As she slowly begins to understand what Caroline and Robert have in mind with Colin, she starts to feel very tired and falls asleep.

Second, Robert's acts are placed in the context of his childhood, suggesting that his family upbringing with a domineering, authoritarian father, submissive mother and older, more powerful sisters, was responsible for his behaviour.

McEwan scholar David Malcolm argues that reviews for The Comfort of Strangers were positive, noting that James Campbell of New Statesman praised it as a "fine novel" and that a number of critics (including Anthony Thwaite) deemed it superior to McEwan's previous novel The Cement Garden (1978).

[2] In the London Review of Books, Christopher Ricks wrote that "McEwan’s tale is as economical as a shudder" and discussed the alarm of English critic John Ruskin about the ubiquity of death in modern novels, arguing that “the cutting force of the story is in its laying bare how ineradicable is this shock that it should be the mostly inoffensive and mostly respectable whom such horrors befall.” Ricks lauded the ending as emotionally affecting.

A writer for Kirkus Reviews stated that although the "first half promises important fiction", the book ends in a "a kinky, symbolic sexual situation which is neither effective as storytelling nor freshly resonant as metaphor”.

The elegance of McEwan's readabiltiy [sic] and technical skill – invariably much admired – have been brought to a higher luster and intricacy.

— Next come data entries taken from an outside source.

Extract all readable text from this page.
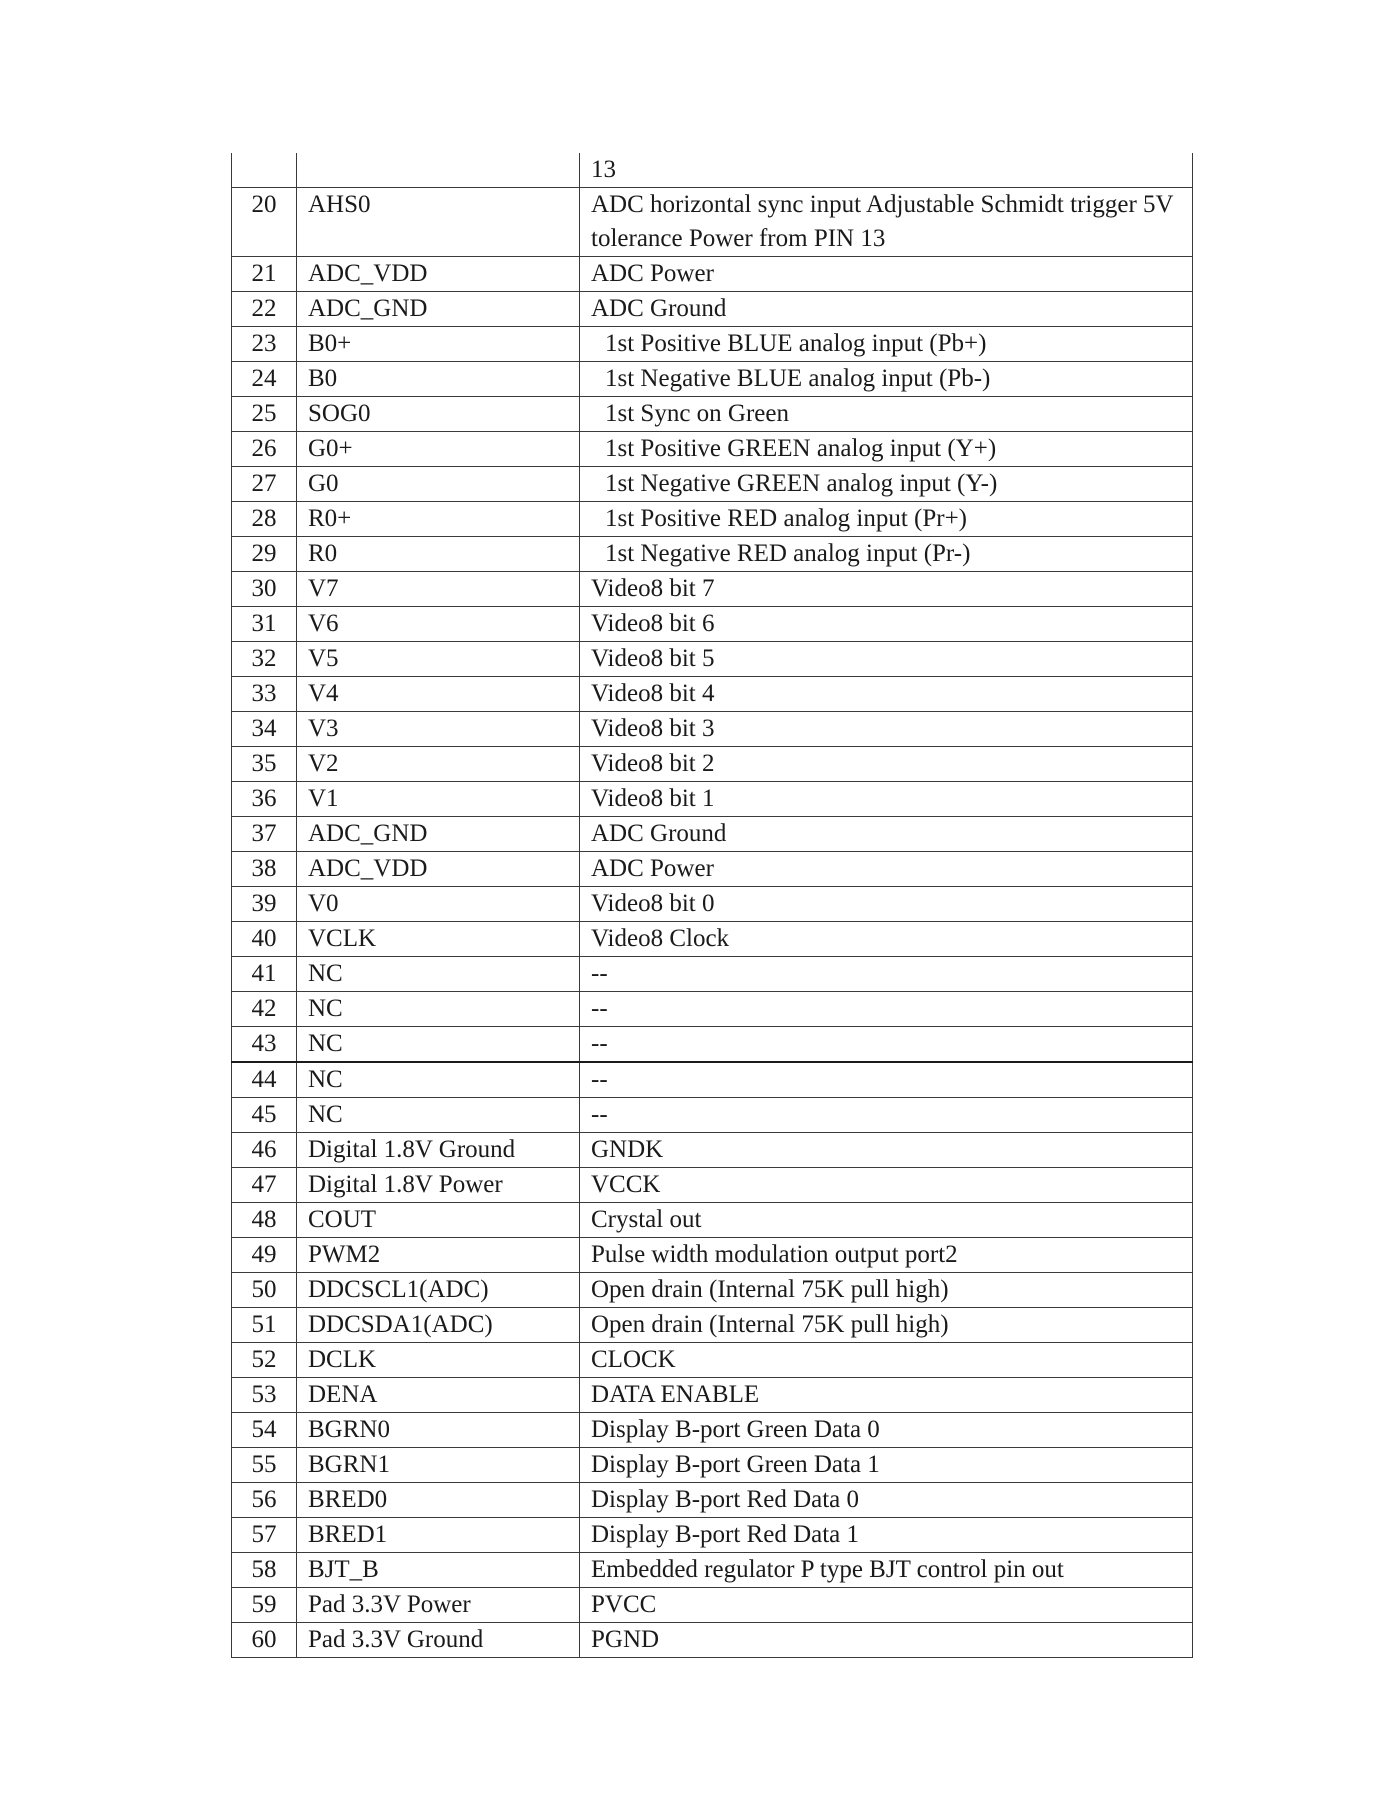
		13
20	AHS0	ADC horizontal sync input Adjustable Schmidt trigger 5V tolerance Power from PIN 13
21	ADC_VDD	ADC Power
22	ADC_GND	ADC Ground
23	B0+	1st Positive BLUE analog input (Pb+)
24	B0	1st Negative BLUE analog input (Pb-)
25	SOG0	1st Sync on Green
26	G0+	1st Positive GREEN analog input (Y+)
27	G0	1st Negative GREEN analog input (Y-)
28	R0+	1st Positive RED analog input (Pr+)
29	R0	1st Negative RED analog input (Pr-)
30	V7	Video8 bit 7
31	V6	Video8 bit 6
32	V5	Video8 bit 5
33	V4	Video8 bit 4
34	V3	Video8 bit 3
35	V2	Video8 bit 2
36	V1	Video8 bit 1
37	ADC_GND	ADC Ground
38	ADC_VDD	ADC Power
39	V0	Video8 bit 0
40	VCLK	Video8 Clock
41	NC	--
42	NC	--
43	NC	--
44	NC	--
45	NC	--
46	Digital 1.8V Ground	GNDK
47	Digital 1.8V Power	VCCK
48	COUT	Crystal out
49	PWM2	Pulse width modulation output port2
50	DDCSCL1(ADC)	Open drain (Internal 75K pull high)
51	DDCSDA1(ADC)	Open drain (Internal 75K pull high)
52	DCLK	CLOCK
53	DENA	DATA ENABLE
54	BGRN0	Display B-port Green Data 0
55	BGRN1	Display B-port Green Data 1
56	BRED0	Display B-port Red Data 0
57	BRED1	Display B-port Red Data 1
58	BJT_B	Embedded regulator P type BJT control pin out
59	Pad 3.3V Power	PVCC
60	Pad 3.3V Ground	PGND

However, the reviewer also argued that "all this skill is directed toward a climax which, even though it is duly horrific, is sapped by a certain thinness and plain banality at its core",[5] writing that the short story "Psychopolis" from McEwan's collection In Between the Sheets covers the same themes more effectively.

Leonard argued, "No reader will begin The Comfort of Strangers and fail to finish it; a black magician is at work.